Did Frank Richards marry?
Hamilton never married, but some details of one romance are provided in a biography, and another is briefly mentioned in his autobiography. Early in the 20th century, he was briefly engaged to a lady called Agnes, and later he formed a brief attachment to an American lady whom he alluded to as Miss New York.
What Were the Interests of Frank Richards?
His interests were the writing of stories, the study of Latin, Greek, and modern languages, chess, music, and gambling at Monte Carlo, particularly. Horace, the Roman poet, was one of his favorite writers. He had traveled much throughout Europe during his youth but never went out of England after 1926 except to visit France. He stayed in a small house known as Rose Lawn at Kingsgate, a hamlet in St Peter parish, now a part of Broadstairs, Kent, where he was cared for by a housekeeper, Miss Edith Hood. She remained at Rose Lawn after his death.
What was Frank Richard’s writing style like?
He used a facetious voice, strewn with witty classical allusions that ended up making the tales simultaneously intelligible and learned. In this regard, he has been compared to P. G. Wodehouse, who also came from a similar era and was an extremely prolific writer in a genre that was not too serious. His phenomenal productivity has been put down to a very flowing style that seemed to come naturally to him and in turn made the stories very readable [19], at the same time being a bit verbose.
Why is Frank Richards popular?
Much of his popularity derives from his ability to allow the reader to participate vicariously in the ongoing adventure. As with many later children’s writers, the stories center on a small core group of characters who form a close-knit unit—at St. Jim’s there was the Terrible Three, at Rookwood the Fistical Four, and at Greyfriars, the Famous Five.
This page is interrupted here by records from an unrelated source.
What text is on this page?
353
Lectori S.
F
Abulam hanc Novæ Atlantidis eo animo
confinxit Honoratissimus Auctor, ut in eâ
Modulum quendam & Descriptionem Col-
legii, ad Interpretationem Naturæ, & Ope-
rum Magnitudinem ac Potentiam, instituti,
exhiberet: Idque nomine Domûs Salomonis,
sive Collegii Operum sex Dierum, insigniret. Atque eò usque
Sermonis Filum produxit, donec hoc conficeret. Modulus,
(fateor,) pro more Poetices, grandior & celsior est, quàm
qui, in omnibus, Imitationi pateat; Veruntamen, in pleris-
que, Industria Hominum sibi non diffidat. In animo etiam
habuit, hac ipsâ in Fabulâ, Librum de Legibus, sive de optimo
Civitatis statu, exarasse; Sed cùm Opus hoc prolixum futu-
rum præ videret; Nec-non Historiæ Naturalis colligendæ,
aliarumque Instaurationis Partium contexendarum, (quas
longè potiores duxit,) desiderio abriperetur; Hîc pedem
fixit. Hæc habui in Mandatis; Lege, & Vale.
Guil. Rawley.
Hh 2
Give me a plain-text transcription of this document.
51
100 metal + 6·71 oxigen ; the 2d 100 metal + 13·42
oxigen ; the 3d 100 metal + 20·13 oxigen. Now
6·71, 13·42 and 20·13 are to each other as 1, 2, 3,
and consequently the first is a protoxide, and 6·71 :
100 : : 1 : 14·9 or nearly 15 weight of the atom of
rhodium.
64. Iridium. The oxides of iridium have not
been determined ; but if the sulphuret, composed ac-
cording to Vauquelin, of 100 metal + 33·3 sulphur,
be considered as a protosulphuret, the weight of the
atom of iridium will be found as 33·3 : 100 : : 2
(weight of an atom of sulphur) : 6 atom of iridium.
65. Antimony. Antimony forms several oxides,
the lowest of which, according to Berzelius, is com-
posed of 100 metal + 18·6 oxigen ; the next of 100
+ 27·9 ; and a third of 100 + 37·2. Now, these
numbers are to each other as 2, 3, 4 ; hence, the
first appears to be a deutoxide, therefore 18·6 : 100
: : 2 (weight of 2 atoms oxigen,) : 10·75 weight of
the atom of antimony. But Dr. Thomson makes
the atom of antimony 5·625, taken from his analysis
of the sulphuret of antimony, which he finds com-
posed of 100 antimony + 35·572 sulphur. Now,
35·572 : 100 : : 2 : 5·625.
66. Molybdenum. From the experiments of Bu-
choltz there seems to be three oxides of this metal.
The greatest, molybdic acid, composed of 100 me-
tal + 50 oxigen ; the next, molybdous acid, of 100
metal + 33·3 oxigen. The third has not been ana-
Such groups, though closed to other pupils, are implicitly open to readers who are subliminally invited to include themselves amongst their number, thereby establishing their involvement with the story.
Criticism
Before World War II, all of Hamilton’s writing was for weekly papers, produced on cheap paper and lacking any suggestion of permanence; it had nonetheless attracted a loyal following but, unsurprisingly, no critical attention from the mainstream media. However, in 1940, a privately printed publication called the Story Paper Collector emerged.
It was printed at irregular times in Canada until 1966, when the founder, originally from Croydon, England, died. Distributed around the world, it contained critical discussions and articles about the work of Charles Hamilton and other storypaper writers. In November 1946, another magazine, the Collectors’ Digest, began. Created by Herbert Leckenby, and in due course edited by Eric Fayne and Mary Cadogan.